W rozmowie z "Faktem" powiedział, że matka chłopca wmawiała mu, iż "Kamil poparzył się herbatką, którą na niego miał wylać nasz młodszy syn Fabian". Według relacji ojca 8-latek "przypominał jedną krwawą ranę".
Cztery osoby z zarzutami
W sprawie zarzuty usłyszały cztery osoby. Jeszcze jak chłopiec żył 27-letni Dawid B. był podejrzany m.in. o usiłowanie zabójstwa dziecka. Mężczyzna miał polewać chłopca wrzątkiem i umieszczać go na rozgrzanym piecu, a wcześniej brutalnie bić i przypalać papierosami. Prokurator generalny zapowiedział, że zostanie zmieniona kwalifikacja czynu.
- Wydałem polecenie, by zmieniono kwalifikację czynu z usiłowania zabójstwa i znęcania się ze szczególnym okrucieństwem na zabójstwo ośmiolatka z Częstochowy przez ojczyma. Będziemy dążyć do najsurowszego wymiaru kary dla sprawcy - powiedział Zbigniew Ziobro.

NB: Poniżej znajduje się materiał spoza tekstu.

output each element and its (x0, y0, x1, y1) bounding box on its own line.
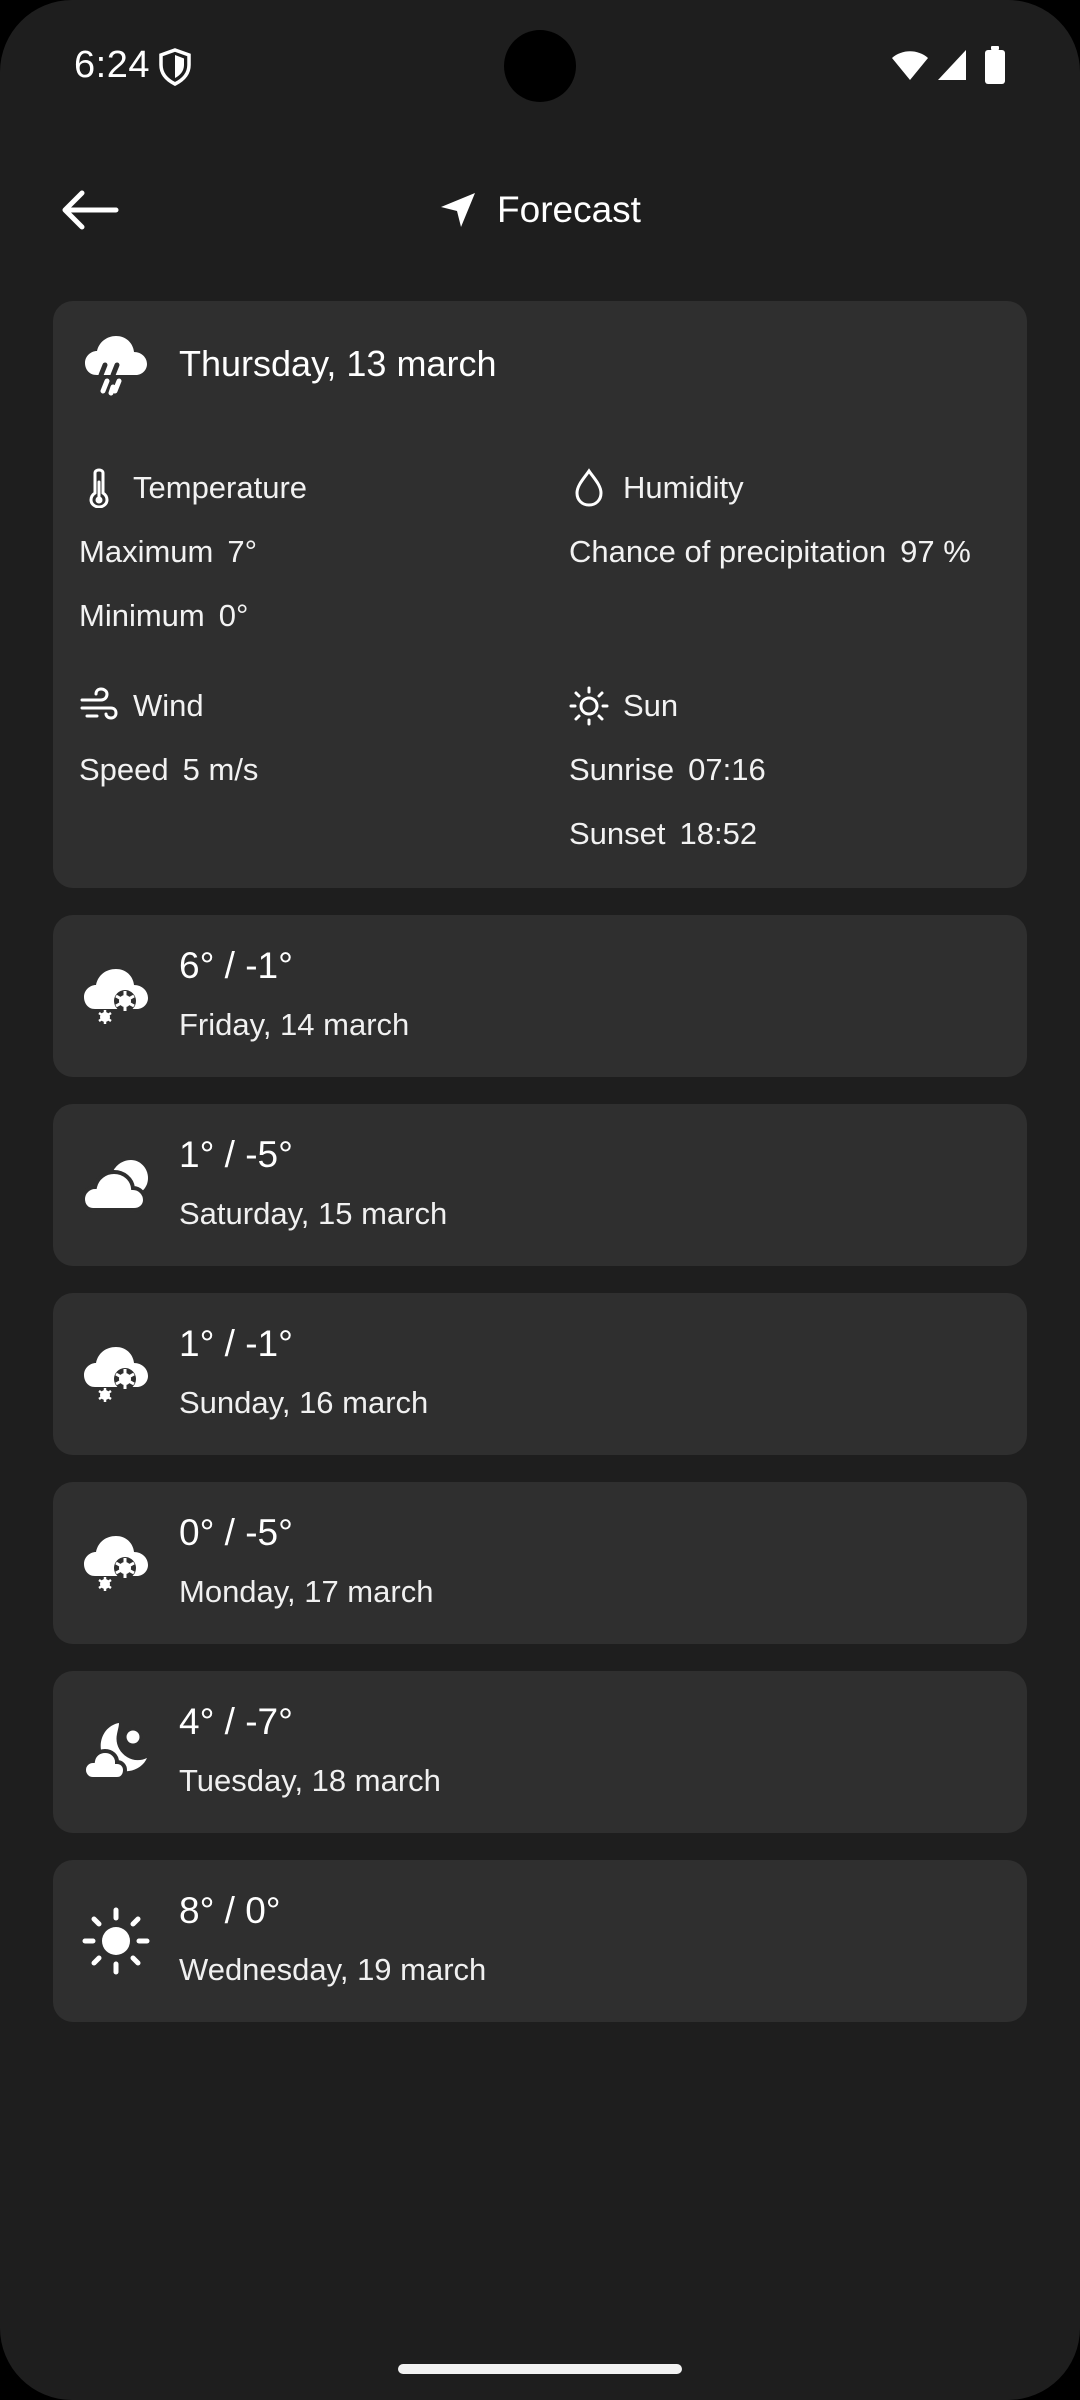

35-letnia matka Magdalena B. usłyszała zarzuty narażanie dziecka na bezpośrednie niebezpieczeństwo utraty życia i zdrowia, a także udzielenie pomocy mężowi w znęcaniu się nad chłopcem.
W sprawie podejrzane jest także wujostwo dziecka. Wojciech i Aneta J. usłyszeli zarzuty nieudzielenia chłopcu pomocy.